Reseña

Aprendizaje después de 37 torneos cortos

De julio de 1996 a diciembre del 2014, es suficiente tiempo para analizar, aprender, gozar, experimentar, rectificar y volver a intentar. Los 18 años y medio que se han jugado torneos cortos, han sido ricos para muchos, dolorosos para otros, y peligrosos, caso Guadalajara que hoy sufre su desgaste intelectual, no económico. Atlante fue campeón y descendió. Neza finalista. Necaxa alzó la copa y acaba de ganar medio derecho para regresar. Veracruz desapareció y regresó. León huyó para volver con grandeza. San Luis hizo de todo.Sinaloa alegraba el Pacífico. Celaya tuvo miedo. La Piedad olía fétido. Tecos siempre doble incógnita. De Irapuato nadie se acuerda. Cruz Azul, cual su costumbre, asombra pero a la postre es más fracaso. Atlas aspira, suspira, llega, pelea y los suyos no se desesperan. Pumas bicampeón con heridas continuas. Toluca puso el ejemplo pero como a todos, también le ha ido mal. Pachuca se esmera por regresar a su excelsitud. Monterrey tardó en reaccionar para consolidar su nombre.Tigres, en diciembre de 1996, estaba en la división menor; hoy presume finales perdidas y una ganada. Tijuana, novato alzado. Querétaro colonial, corregidor de veredas. Puebla decepciona pero su andar ha sido constante a la baja. Morelia ejemplar mientras tuvo ímpetu. Los Indios participaron. Chiapas sobrio asombrando ocasionalmente. América con éxitos y tumbos, rico y ganador, potentado y perdedor.¿Y Santos? Rico, pobre, humilde, olvidado, recuperado, millonario, en reconstrucción y reingeniería. Como casi todos, ha estado en lugares lúgubres y también ha acariciado el cielo, siendo el mejor y campeón.
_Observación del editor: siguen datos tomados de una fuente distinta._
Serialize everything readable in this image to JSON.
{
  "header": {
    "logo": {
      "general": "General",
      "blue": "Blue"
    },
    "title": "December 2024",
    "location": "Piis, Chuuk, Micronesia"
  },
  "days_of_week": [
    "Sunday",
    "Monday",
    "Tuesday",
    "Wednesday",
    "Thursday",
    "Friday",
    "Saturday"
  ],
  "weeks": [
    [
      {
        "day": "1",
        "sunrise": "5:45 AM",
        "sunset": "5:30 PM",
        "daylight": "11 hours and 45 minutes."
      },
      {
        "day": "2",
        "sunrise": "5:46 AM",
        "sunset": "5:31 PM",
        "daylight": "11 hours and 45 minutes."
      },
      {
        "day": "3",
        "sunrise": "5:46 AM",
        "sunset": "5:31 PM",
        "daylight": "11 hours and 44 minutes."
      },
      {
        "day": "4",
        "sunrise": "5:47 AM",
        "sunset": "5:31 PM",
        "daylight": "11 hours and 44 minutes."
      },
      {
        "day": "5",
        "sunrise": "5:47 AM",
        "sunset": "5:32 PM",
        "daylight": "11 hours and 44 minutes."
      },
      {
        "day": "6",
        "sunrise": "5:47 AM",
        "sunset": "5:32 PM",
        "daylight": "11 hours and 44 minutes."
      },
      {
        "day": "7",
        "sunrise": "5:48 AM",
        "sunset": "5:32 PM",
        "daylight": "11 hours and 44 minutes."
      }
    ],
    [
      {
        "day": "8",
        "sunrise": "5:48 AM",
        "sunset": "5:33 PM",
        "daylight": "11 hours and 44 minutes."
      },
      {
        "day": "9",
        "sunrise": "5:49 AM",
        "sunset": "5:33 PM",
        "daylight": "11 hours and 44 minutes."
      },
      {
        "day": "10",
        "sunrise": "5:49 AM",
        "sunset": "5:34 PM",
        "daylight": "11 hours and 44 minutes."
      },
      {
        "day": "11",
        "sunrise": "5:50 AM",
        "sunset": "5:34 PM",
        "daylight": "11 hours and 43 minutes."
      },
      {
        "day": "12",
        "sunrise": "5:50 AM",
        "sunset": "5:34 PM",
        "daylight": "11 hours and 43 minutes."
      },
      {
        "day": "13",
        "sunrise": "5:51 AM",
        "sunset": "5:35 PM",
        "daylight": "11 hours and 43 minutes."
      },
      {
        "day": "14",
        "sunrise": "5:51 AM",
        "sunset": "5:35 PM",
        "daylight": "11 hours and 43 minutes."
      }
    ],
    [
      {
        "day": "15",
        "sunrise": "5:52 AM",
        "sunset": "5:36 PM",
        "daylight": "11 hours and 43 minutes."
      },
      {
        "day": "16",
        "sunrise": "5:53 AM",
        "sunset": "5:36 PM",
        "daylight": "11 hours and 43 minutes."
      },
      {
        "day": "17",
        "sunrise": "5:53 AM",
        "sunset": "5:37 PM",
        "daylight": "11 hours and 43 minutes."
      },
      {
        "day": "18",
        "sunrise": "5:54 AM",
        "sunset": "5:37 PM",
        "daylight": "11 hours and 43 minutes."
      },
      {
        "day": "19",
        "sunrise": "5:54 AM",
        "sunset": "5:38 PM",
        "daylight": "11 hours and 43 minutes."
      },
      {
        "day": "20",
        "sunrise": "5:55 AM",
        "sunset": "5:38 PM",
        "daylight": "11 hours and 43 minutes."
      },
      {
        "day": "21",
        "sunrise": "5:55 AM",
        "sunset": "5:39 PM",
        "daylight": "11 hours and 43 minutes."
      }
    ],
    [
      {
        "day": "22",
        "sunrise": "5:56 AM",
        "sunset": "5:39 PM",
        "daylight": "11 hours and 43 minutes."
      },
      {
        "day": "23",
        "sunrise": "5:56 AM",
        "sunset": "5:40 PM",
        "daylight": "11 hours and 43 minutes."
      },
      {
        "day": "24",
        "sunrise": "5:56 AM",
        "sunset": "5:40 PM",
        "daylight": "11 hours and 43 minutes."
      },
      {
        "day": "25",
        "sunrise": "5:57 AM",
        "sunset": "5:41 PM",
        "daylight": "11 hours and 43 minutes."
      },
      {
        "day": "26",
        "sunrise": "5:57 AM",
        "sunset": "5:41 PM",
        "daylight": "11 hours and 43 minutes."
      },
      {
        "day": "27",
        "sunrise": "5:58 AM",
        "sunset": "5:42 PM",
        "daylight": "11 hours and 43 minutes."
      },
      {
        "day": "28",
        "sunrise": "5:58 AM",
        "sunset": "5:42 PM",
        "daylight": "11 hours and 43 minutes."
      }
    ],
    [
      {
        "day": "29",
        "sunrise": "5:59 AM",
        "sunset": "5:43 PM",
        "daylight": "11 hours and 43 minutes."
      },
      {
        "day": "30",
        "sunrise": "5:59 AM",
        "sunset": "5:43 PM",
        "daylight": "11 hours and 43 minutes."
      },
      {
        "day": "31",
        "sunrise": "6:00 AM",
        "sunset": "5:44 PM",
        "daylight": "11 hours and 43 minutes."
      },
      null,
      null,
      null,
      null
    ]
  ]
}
Le ha sucedido lo que a todos los demás, signo sensible de que nuestro futbol es de competencia alta, cíclica. Ha sido ejemplo para el país, en el futbol contagioso que ha brindado. Hoy, con la urgencia de ser más eficiente porque antes, el negocio primordial era vender cerveza. Ha cambiado el paradigma y la visión.